Checks and balances by prison officers are essential for accuracy in AI-driven assessments of inmates, as the outcomes that follow have impact on their lives, their families and the society. For example, there were media reports of Compas – an AI system used in the US to inform parole decisions – assessing an inmate inaccurately hence resulting in him being incarcerated longer than necessary. An erosion of the public’s confidence in the criminal justice system and ultimately the State may result. The Compas example demonstrates how the AI in smart technologies is not foolproof in understanding humans and how its users may not fully understand how it works.

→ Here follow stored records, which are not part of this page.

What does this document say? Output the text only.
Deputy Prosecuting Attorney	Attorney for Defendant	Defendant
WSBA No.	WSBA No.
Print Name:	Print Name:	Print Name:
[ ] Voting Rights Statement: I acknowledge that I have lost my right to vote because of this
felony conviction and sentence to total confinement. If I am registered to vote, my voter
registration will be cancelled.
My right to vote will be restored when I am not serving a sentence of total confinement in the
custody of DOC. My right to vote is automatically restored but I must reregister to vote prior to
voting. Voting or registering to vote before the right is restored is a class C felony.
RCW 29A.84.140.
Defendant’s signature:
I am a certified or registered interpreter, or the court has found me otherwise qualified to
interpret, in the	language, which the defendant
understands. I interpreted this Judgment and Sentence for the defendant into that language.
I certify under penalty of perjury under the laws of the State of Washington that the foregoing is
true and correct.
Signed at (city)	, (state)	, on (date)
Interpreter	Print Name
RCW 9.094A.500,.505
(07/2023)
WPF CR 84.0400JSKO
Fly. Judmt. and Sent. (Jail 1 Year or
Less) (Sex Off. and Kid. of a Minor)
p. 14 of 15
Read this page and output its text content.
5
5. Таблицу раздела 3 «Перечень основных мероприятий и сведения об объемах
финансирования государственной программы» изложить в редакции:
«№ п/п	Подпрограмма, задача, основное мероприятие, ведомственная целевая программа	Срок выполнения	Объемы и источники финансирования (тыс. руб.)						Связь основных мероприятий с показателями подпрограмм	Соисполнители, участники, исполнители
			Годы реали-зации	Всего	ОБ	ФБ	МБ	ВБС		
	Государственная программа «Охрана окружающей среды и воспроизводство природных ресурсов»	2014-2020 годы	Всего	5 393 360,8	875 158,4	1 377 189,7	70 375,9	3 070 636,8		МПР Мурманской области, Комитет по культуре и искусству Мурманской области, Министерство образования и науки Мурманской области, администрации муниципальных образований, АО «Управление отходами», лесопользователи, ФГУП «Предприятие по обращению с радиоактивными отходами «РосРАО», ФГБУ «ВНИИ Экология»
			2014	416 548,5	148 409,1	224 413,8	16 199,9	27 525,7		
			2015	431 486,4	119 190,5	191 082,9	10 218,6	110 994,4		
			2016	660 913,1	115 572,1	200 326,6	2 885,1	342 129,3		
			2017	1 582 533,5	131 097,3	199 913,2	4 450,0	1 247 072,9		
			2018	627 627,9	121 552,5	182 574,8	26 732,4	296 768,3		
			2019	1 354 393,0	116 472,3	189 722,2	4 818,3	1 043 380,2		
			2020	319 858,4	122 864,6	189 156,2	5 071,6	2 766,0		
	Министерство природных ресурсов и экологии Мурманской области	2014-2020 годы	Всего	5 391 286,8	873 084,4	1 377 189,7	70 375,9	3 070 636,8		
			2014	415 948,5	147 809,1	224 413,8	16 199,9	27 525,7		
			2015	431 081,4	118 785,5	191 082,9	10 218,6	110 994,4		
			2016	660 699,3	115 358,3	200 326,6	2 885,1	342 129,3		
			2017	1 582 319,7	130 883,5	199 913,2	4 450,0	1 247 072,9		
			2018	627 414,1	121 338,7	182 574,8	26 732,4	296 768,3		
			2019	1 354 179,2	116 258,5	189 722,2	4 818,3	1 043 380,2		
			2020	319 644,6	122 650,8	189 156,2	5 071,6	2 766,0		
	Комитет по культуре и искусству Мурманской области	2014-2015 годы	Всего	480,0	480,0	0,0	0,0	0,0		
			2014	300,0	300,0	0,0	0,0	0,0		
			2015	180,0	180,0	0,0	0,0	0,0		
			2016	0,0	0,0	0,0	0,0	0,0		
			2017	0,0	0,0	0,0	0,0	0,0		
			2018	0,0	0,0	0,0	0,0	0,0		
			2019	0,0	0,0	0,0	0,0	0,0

Better Security but Keep the Human Touch

Smart technologies can potentially transform how prisons function and how society perceives incarceration in the future. The downstream effects on public security are likely to be positive. The public would experience lower crime rates with former inmates less likely to re-offend, or escalate to worse offences.

The effectiveness of smart prisons however goes beyond technology implementation and requires a strategy that incorporates continual research and response to address the associated practical issues. Prisons around the world – in embracing smart technologies – can learn from each other through existing platforms for regional and international cooperation. For example, Singapore’s current professional exchanges and cooperation with prisons from the Southeast Asian (ASEAN) states may benefit from the proposed ASEAN Smart Cities Network.

Most importantly, incarceration centers on changing human behaviour hence smart prisons should undergird and not undermine the human touch.

*V S Suguna is an Associate Research Fellow and Faizal A. Rahman is a Research Fellow with the Homeland Defence Programme at the Centre of Excellence for National Security (CENS), a unit of the S. Rajaratnam School of International Studies (RSIS), Nanyang Technological University, Singapore.